To be fair, I knew next to nothing about nanomsg when I wrote these tests. Between then and now I had the opportunity to take a closer look at how nanomsg is implemented, so I guess I could rewrite some, if not all, of these tests.
So yes there is a race condition, in the test, and increasing the sleep time in the test is the right fix in my opinion. Regarding poll_works, could you send more details about the failure ?
Wouldn't the right fix add a loop that waits until the peers are ready?
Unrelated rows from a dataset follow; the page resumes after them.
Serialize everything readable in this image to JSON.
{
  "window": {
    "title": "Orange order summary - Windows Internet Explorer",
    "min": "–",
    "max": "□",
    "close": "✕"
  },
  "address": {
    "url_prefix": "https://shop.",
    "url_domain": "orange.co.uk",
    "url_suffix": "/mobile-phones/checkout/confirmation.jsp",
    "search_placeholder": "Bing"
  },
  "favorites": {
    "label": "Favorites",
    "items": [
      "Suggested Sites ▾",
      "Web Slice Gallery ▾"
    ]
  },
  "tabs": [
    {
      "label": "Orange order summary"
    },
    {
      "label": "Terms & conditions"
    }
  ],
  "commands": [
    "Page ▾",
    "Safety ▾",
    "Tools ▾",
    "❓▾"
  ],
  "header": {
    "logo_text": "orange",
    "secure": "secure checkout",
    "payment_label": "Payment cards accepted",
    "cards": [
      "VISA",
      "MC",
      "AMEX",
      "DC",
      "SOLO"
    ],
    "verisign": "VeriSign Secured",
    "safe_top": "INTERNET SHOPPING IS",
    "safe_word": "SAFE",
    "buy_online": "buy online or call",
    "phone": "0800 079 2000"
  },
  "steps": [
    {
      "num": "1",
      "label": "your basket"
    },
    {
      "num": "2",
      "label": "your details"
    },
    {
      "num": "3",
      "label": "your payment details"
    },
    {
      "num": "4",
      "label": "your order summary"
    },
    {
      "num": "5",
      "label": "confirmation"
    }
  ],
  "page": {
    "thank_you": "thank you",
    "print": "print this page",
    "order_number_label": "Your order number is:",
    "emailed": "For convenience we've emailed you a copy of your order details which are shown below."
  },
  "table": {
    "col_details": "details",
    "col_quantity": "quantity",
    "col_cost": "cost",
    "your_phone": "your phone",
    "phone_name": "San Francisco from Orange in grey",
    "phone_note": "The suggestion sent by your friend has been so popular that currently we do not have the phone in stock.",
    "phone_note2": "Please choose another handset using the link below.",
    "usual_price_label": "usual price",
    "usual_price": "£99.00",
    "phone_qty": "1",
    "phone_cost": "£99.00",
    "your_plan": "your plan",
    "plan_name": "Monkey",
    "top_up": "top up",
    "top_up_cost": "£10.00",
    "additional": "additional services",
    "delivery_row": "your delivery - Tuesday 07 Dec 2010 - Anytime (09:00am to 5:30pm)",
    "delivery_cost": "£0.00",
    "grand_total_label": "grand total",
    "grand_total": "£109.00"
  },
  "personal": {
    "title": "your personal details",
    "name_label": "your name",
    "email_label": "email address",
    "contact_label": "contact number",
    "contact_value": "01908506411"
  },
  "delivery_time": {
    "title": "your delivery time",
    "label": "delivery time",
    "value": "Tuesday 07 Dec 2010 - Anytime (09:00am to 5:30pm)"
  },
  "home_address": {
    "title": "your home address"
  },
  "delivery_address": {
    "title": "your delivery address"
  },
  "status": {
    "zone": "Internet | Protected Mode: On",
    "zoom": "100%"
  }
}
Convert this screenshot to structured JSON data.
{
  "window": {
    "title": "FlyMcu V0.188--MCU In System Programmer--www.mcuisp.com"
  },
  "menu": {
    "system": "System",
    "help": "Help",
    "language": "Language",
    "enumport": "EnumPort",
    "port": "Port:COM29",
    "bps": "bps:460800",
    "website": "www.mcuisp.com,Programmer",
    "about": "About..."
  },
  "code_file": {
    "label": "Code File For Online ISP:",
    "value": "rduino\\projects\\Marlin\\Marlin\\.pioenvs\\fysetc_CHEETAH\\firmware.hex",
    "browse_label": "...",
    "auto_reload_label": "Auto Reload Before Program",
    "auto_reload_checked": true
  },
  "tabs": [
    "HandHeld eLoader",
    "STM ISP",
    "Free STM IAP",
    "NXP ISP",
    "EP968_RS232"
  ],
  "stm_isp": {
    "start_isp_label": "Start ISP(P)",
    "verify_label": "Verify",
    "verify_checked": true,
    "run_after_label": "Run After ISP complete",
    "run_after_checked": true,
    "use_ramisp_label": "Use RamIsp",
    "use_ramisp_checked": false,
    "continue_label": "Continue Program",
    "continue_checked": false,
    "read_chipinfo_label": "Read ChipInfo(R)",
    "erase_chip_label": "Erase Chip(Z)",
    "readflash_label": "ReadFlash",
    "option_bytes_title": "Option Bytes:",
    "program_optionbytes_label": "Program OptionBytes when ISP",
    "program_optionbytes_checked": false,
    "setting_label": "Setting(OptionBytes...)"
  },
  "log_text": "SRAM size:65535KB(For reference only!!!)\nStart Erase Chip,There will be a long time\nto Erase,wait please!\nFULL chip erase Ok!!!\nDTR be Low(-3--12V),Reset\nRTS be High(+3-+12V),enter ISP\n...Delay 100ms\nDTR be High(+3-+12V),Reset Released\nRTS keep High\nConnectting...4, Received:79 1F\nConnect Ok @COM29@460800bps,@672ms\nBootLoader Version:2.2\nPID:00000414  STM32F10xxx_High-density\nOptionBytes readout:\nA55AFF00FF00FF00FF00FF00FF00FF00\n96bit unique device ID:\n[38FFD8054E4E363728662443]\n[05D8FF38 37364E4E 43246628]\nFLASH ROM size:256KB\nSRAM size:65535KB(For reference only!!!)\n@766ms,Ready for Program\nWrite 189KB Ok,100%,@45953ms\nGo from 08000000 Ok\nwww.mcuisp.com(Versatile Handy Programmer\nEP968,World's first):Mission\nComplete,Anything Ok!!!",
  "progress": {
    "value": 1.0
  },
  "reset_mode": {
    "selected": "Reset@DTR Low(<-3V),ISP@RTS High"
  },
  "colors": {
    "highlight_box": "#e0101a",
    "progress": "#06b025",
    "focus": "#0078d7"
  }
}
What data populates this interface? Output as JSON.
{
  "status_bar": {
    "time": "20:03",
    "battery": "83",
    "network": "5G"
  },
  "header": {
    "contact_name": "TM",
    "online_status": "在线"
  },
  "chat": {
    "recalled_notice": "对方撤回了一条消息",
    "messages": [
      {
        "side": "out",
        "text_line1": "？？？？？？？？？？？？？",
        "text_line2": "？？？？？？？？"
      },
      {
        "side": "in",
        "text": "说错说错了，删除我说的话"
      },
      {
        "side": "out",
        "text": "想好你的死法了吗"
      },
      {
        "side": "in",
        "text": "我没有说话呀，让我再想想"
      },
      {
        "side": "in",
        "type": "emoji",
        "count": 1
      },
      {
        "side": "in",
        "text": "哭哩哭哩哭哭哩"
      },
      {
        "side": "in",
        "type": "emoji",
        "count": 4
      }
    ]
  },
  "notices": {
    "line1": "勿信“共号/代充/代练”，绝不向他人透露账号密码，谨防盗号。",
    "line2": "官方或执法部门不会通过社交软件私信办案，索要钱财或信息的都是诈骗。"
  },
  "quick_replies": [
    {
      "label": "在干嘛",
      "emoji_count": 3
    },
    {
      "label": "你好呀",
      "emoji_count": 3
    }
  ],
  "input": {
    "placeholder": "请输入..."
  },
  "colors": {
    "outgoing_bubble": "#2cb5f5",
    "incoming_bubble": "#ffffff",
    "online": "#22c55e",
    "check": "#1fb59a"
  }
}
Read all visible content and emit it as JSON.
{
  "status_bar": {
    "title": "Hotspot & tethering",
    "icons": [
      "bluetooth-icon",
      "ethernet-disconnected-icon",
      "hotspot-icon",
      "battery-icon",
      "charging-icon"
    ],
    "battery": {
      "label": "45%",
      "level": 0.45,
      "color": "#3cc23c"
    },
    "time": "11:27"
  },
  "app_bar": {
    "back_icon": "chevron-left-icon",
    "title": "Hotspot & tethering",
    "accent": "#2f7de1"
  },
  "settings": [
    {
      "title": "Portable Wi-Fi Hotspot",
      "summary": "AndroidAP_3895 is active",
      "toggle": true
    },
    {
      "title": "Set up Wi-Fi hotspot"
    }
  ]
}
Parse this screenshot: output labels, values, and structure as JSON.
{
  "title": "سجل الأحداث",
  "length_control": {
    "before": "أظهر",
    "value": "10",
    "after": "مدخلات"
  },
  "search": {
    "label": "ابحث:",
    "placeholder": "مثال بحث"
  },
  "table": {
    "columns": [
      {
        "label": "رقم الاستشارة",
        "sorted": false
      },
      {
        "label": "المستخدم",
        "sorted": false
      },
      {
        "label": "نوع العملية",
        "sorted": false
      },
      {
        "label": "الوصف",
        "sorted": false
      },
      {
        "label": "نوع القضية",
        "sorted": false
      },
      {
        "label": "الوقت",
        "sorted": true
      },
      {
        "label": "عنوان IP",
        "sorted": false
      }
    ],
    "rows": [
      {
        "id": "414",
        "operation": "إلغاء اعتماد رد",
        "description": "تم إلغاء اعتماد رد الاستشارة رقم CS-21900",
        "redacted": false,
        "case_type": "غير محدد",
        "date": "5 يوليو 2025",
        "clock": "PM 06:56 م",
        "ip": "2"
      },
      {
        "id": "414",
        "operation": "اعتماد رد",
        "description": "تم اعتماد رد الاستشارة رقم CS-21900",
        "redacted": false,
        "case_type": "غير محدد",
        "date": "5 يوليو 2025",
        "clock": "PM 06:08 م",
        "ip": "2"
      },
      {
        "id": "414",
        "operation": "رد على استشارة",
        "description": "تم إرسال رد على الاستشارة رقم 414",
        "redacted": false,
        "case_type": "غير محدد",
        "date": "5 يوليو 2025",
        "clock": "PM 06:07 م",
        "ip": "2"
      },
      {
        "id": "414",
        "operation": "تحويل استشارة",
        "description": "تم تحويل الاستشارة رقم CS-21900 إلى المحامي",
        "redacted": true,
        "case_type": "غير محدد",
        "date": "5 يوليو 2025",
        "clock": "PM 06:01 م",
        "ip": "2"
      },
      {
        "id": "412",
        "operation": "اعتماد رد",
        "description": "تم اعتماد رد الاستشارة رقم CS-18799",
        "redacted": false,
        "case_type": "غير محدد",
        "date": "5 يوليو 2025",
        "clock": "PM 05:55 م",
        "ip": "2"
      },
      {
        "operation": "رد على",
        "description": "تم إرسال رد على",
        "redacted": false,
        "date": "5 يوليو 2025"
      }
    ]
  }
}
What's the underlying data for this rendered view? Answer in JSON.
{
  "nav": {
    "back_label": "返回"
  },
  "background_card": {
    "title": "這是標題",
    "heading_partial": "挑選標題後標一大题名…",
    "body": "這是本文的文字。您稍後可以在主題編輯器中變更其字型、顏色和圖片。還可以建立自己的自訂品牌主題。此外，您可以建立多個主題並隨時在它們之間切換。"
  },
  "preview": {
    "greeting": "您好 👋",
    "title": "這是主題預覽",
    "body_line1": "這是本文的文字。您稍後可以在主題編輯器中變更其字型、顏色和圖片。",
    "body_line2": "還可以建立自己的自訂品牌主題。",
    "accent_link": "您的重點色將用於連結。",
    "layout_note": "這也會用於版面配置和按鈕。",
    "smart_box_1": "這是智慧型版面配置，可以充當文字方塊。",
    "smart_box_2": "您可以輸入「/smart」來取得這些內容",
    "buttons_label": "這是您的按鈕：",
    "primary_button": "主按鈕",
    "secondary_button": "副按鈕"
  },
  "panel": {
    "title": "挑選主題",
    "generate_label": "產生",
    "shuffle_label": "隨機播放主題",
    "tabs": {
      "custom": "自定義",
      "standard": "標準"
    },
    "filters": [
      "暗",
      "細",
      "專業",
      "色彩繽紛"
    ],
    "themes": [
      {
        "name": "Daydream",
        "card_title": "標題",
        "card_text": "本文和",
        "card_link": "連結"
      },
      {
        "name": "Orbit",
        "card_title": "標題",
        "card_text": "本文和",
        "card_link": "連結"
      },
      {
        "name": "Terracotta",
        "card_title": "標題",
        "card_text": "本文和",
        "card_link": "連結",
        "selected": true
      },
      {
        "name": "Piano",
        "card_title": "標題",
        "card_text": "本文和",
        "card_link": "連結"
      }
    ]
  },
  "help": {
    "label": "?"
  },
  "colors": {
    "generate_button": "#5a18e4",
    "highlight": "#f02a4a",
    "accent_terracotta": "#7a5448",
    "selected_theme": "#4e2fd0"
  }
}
This is the backtrace of the very rare poll_works
failure:
---- tests::poll_works stdout ----
thread 'tests::poll_works' panicked at 'assertion failed: `(left == right)` (left: `true`, right: `false`)', src/lib.rs:2030
stack backtrace:
1: 0x55a535186a20 - sys::backtrace::tracing::imp::write::h578d6e47592a4041cHv
2: 0x55a5351893db - panicking::default_handler::_$u7b$$u7b$closure$u7d$$u7d$::closure.44995
3: 0x55a535188f93 - panicking::default_handler::hffa00c845e94c6581nA
4: 0x55a53517ca3c - sys_common::unwind::begin_unwind_inner::hd824946792143cc8vvu
5: 0x55a53517cec8 - sys_common::unwind::begin_unwind_fmt::h3777a045191296c5Buu
6: 0x55a5351418d3 - tests::poll_works::he3b3430f65699b50QUc
at ~/src/nanomsg.rs/<std macros>:8
7: 0x55a53515fa96 - boxed::F.FnBox<A>::call_box::h17494710956627492744
8: 0x55a53516218b - sys_common::unwind::try::try_fn::h9823696487615081863
9: 0x55a535185e1b - __rust_try
10: 0x55a53518312d - sys_common::unwind::inner_try::h8ac2089dadb4381bxsu
11: 0x55a53516250a - boxed::F.FnBox<A>::call_box::h14092234691203767508
12: 0x55a535187e89 - sys::thread::Thread::new::thread_start::hd111df90784ef3b2llz
13: 0x7f03c2aab423 - start_thread
14: 0x7f03c25d4cbc - clone
15: 0x0 - <unknown>
Sadly, I don't know how we could check from the test that nanomsg sees the peers and knows they are 'writable'.
In the poll_works
tests, I can see the same sleep time used, would increasing it to 50 ms fix the problem ?
When running the tests, only 41 out of 42 finish.